Таким островом мне всегда виделся сам Аксенов.
Видится и сейчас.
Сергей Миров[221]
Последний сюжет
С великим русским писателем Василием Аксеновым у меня было два знакомства, между которыми прошло, ни много ни мало тридцать лет.
Первое случилось году в 77-м, когда под столом поточной аудитории МИНХ и ГП[222] я обнаружил затертый номер «Нового мира», в оглавлении которого сразу же стрельнуло в глаза название «Поиски жанра»[223] и невозмутимое пояснение курсивом: поиски жанра.
Лекция, как обычно, обещала быть неинтересной, я сразу же начал читать и на первых же страницах ощутил совершенное потрясение!
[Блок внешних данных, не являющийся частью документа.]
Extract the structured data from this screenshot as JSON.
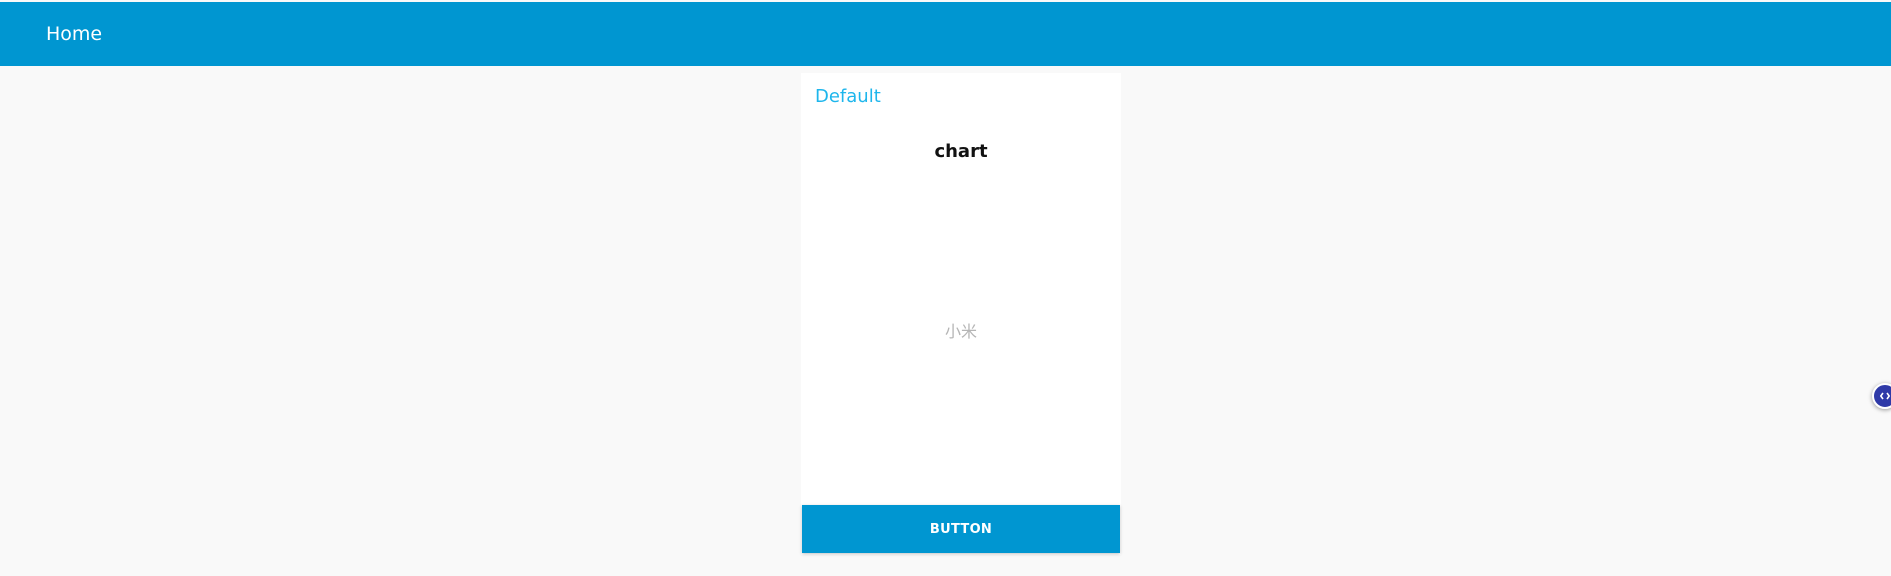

Девятнадцатилетний начитанный мальчик из хорошей московской семьи, я даже и не представлял, что мой родной, знакомый до оскомины, русский язык позволяет вытворять со словом ТАКОЕ, таинственно расширяя и непредсказуемо переворачивая с ног на голову привычное содержание!
(Да, да, я был слишком молод для того, чтобы сначала проглотить «Звездный билет», потом «Апельсины из Марокко», затем «Затоваренную бочкотару», и уж только тогда!..)
За полдня прикончив «Поиски…», я рванул в художественный отдел институтского книгохранилища, и хорошо знакомая библиотекарша с улыбкой протянула мне затертую серую книжку с названием «Коллеги» и несколько переплетенных вместе номеров «Юности» с повестью Аксенова «Любовь к электричеству».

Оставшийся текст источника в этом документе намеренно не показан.